Hava kirliliği de her yıl dünya çapında tahmini 3,1 milyon ölüm olayından sorumlu gösteriliyor. Hava kirletici etmenler ile solunum yolu enfeksiyonları, kalp damar hastalıkları, akciğer kanseri ve diğer başka hastalıklar arasında bağlantı bulunuyor.
Kimyasal maddeler içinde asbest maruziyeti, çoğunlukla çalışma ortamında bulunan asbest liflerinin solunması yoluyla gerçekleşiyor. Ama aynı zamanda asbest içeren binalarda ve evlerde, asbest fabrikalarınında asbestli havanın solunması ile de maruziyet oluyor. Bugün, dünya üzerinde yaklaşık 125 milyon kişi, iş yerlerinde asbeste maruz kalıyor.

Asbest solunması akciğer kanseri, mezotelyoma, gırtlak, yumurtalık kanserlerine ve asbestosis'e (akciğer fibrozis) neden oluyor.

2004 yılında, iş yerinde maruz kalınan asbest ile ilişkili akciğer kanseri, mezotelyoma ve asbetosis hastalıklarından 107 bini ölümle sonuçlandı. Bunun yanı sıra mesleki maruziyet dışında asbestle ilgili her yıl birkaç bin ölüm vakası gerçekleşiyor.

-''RADON, AKCİĞER KANSERİNİN İKİNCİ ÖNDE GELEN NEDENİ''-
Dioksin ve dioksin benzeri maddeleri, insanın gelişimsel ve nörogelişimsel, tiroid ve steroid hormonları ile üreme gibi pek çok vücut fonksiyonu üzerinde birtakım toksik etkilerine neden oluyor.

Iyonlaştırıcı radon radyasyonu hakkında da Prof.

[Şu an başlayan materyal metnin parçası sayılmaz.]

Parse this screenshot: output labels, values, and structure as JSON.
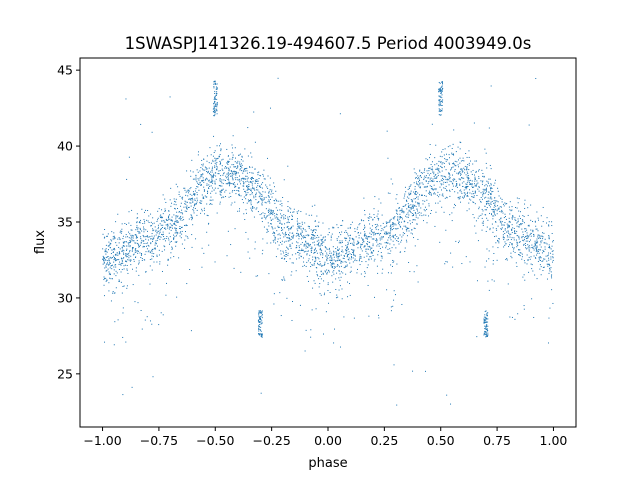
{
  "chart_data": {
    "type": "scatter",
    "title": "1SWASPJ141326.19-494607.5 Period 4003949.0s",
    "xlabel": "phase",
    "ylabel": "flux",
    "xlim": [
      -1.1,
      1.1
    ],
    "ylim": [
      21.5,
      45.8
    ],
    "xticks": [
      -1.0,
      -0.75,
      -0.5,
      -0.25,
      0.0,
      0.25,
      0.5,
      0.75,
      1.0
    ],
    "xtick_labels": [
      "−1.00",
      "−0.75",
      "−0.50",
      "−0.25",
      "0.00",
      "0.25",
      "0.50",
      "0.75",
      "1.00"
    ],
    "yticks": [
      25,
      30,
      35,
      40,
      45
    ],
    "ytick_labels": [
      "25",
      "30",
      "35",
      "40",
      "45"
    ],
    "grid": false,
    "point_color": "#1f77b4",
    "series": [
      {
        "x_range": [
          -1.0,
          1.0
        ],
        "trend": {
          "phase": [
            0.0,
            0.05,
            0.1,
            0.15,
            0.2,
            0.25,
            0.3,
            0.35,
            0.4,
            0.45,
            0.5,
            0.55,
            0.6,
            0.65,
            0.7,
            0.75,
            0.8,
            0.85,
            0.9,
            0.95,
            1.0
          ],
          "flux": [
            32.5,
            32.6,
            33.0,
            33.5,
            33.8,
            34.2,
            34.8,
            35.5,
            36.5,
            37.5,
            38.0,
            38.2,
            37.8,
            37.2,
            36.8,
            35.5,
            34.5,
            34.0,
            33.6,
            33.3,
            32.5
          ]
        },
        "scatter_sd": 1.0,
        "features": [
          {
            "phase": 0.5,
            "flux_range": [
              42.0,
              44.3
            ]
          },
          {
            "phase": -0.5,
            "flux_range": [
              42.0,
              44.3
            ]
          },
          {
            "phase": 0.7,
            "flux_range": [
              27.4,
              29.2
            ]
          },
          {
            "phase": -0.3,
            "flux_range": [
              27.4,
              29.2
            ]
          }
        ]
      }
    ]
  }
}
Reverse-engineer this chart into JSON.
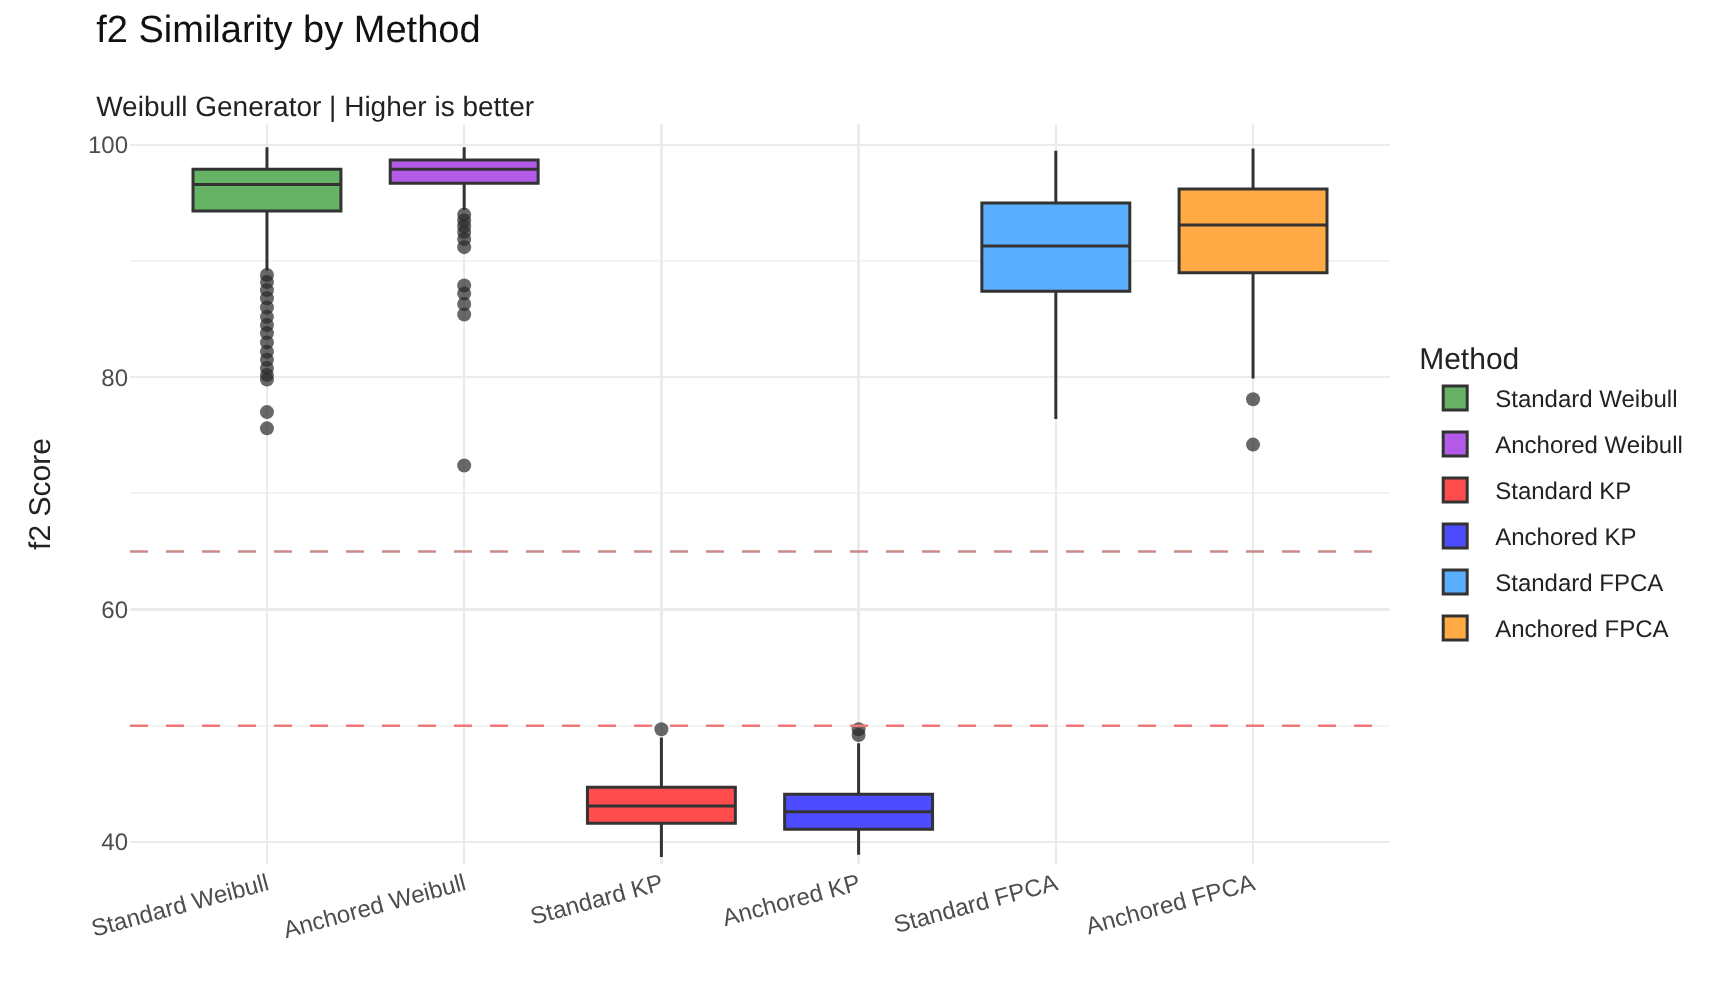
{
  "chart_data": {
    "type": "box",
    "title": "f2 Similarity by Method",
    "subtitle": "Weibull Generator | Higher is better",
    "ylabel": "f2 Score",
    "legend_title": "Method",
    "categories": [
      "Standard Weibull",
      "Anchored Weibull",
      "Standard KP",
      "Anchored KP",
      "Standard FPCA",
      "Anchored FPCA"
    ],
    "series": [
      {
        "name": "Standard Weibull",
        "color": "#66b366",
        "x": [
          "Standard Weibull"
        ],
        "boxes": [
          {
            "low": 89.2,
            "q1": 94.3,
            "median": 96.6,
            "q3": 97.9,
            "high": 99.8,
            "outliers": [
              88.8,
              88.2,
              87.5,
              86.8,
              86.0,
              85.2,
              84.5,
              83.8,
              83.0,
              82.2,
              81.5,
              80.8,
              80.2,
              79.8,
              77.0,
              75.6
            ]
          }
        ]
      },
      {
        "name": "Anchored Weibull",
        "color": "#b45ae8",
        "x": [
          "Anchored Weibull"
        ],
        "boxes": [
          {
            "low": 94.4,
            "q1": 96.7,
            "median": 97.9,
            "q3": 98.7,
            "high": 99.8,
            "outliers": [
              94.0,
              93.5,
              93.0,
              92.5,
              91.9,
              91.2,
              87.9,
              87.2,
              86.3,
              85.4,
              72.4
            ]
          }
        ]
      },
      {
        "name": "Standard KP",
        "color": "#ff4d4d",
        "x": [
          "Standard KP"
        ],
        "boxes": [
          {
            "low": 38.7,
            "q1": 41.6,
            "median": 43.1,
            "q3": 44.7,
            "high": 49.0,
            "outliers": [
              49.7
            ]
          }
        ]
      },
      {
        "name": "Anchored KP",
        "color": "#4d4dff",
        "x": [
          "Anchored KP"
        ],
        "boxes": [
          {
            "low": 38.9,
            "q1": 41.1,
            "median": 42.6,
            "q3": 44.1,
            "high": 48.5,
            "outliers": [
              49.7,
              49.2
            ]
          }
        ]
      },
      {
        "name": "Standard FPCA",
        "color": "#5aaeff",
        "x": [
          "Standard FPCA"
        ],
        "boxes": [
          {
            "low": 76.4,
            "q1": 87.4,
            "median": 91.3,
            "q3": 95.0,
            "high": 99.5
          }
        ]
      },
      {
        "name": "Anchored FPCA",
        "color": "#ffaa44",
        "x": [
          "Anchored FPCA"
        ],
        "boxes": [
          {
            "low": 79.9,
            "q1": 89.0,
            "median": 93.1,
            "q3": 96.2,
            "high": 99.7,
            "outliers": [
              78.1,
              74.2
            ]
          }
        ]
      }
    ],
    "ylim": [
      38.1,
      101.8
    ],
    "yticks": [
      40,
      60,
      80,
      100
    ],
    "grid": true,
    "legend": "right",
    "ref_lines": [
      {
        "axis": "y",
        "value": 65,
        "color": "#c98a8a",
        "line_style": "dashed"
      },
      {
        "axis": "y",
        "value": 50,
        "color": "#f07878",
        "line_style": "dashed"
      }
    ]
  }
}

Dr. Kutluk'un verdiği bilgiye göre, radon, yeraltı ve yerüstü sulardan yayılan, çevresel radyoaktiviteye en önemli kaynak olduğunu kabul edilen bir doğal gaz türü.

Açık havada genellikle oldukça düşük konsantrasyonda bulunurken, evlerde daha yüksek düzeylere ulaşabiliyor. Radon maruziyeti, sigaradan sonra akciğer kanserinin ikinci önde gelen nedeni olarak gösteriliyor. ABD'de, yıllık toplam 160 bini bulan akciğer kanseri ölümlerinden yaklaşık 21 bini radon radyasyonu ile ilişkili olduğu belirtiliyor.